Querido Padre Arturo Sosa, sj. : Dentro de unos días celebraremos la fiesta de san Ignacio de Loyola. Es la mejor ocasión para cumplir la promesa que le hice el pasado 19 de mayo, en vísperas del inicio del V Centenario de la herida de Íñigo...

P. ARTURO SOSA
Prepósito General de la Compañía de Jesús

Querido Padre:

Dentro de unos días celebraremos la fiesta de san Ignacio de Loyola. Es la mejor ocasión para cumplir la promesa que le hice el pasado 19 de mayo, en vísperas del inicio del V Centenario de la herida de Íñigo.

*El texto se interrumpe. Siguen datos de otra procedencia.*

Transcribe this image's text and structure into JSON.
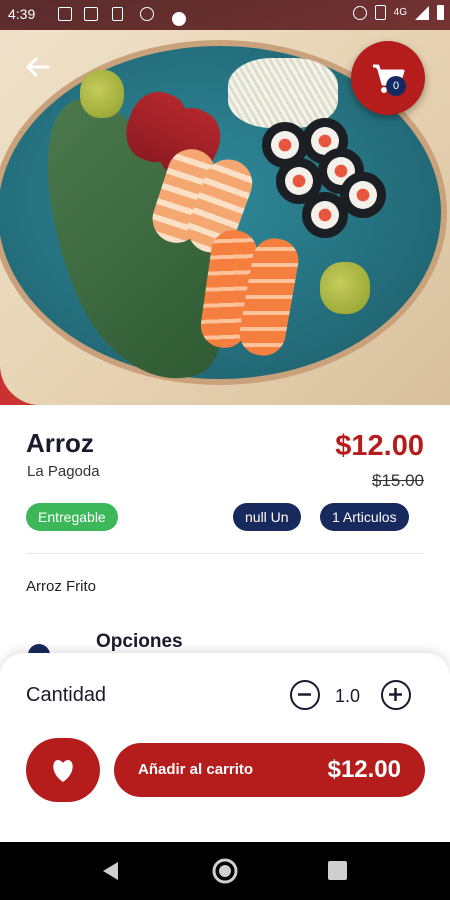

Este año hacemos memoria de una herida que sigue siendo indicador de peregrinación, de conversión, de discernimiento, de cambio de rumbo, de adoptar otro “modo de proceder”. Una herida que irradia luz, como faro que alumbra y ensancha el horizonte; una herida que mana esperanza y da nuevo sentido a la vida.

Le felicito sinceramente por su libro-entrevista “En camino con Ignacio”, publicado hace unos meses. Magnífico por el contenido y muy atractiva la presentación. Gracias por revelarnos su experiencia, por ofrecernos sus consideraciones y por indicarnos el itinerario a seguir en este año ignaciano. Espero y deseo que sea un año fecundo para la Compañía y confío que no lo sea menos para la Iglesia, verdadero “hospital de campaña con heridos que buscan a Dios”.

Posiblemente se pregunte a qué viene esta carta. Sencillamente responde a una íntima necesidad de expresarle la admiración, el reconocimiento, la gratitud y el deseo de óptimos augurios para la Compañía. Somos poco proclives a agradecer lo que recibimos y alguna vez hay que expresarlo. Esta carta no puede considerarse un gesto de simple cortesía. Somos muchos los consagrados y consagradas que reconocemos y agradecemos lo que el Señor ha hecho en la Compañía y por la Compañía en el pueblo de Dios. La celebración de este V Centenario es una buena oportunidad para decir a todos y cada uno de sus miembros: gracias por lo que son y por lo que hacen; gracias por el testimonio de su vida como “compañeros de Jesús” y por el servicio a esta Iglesia peregrina y a esta humanidad que sufre y busca.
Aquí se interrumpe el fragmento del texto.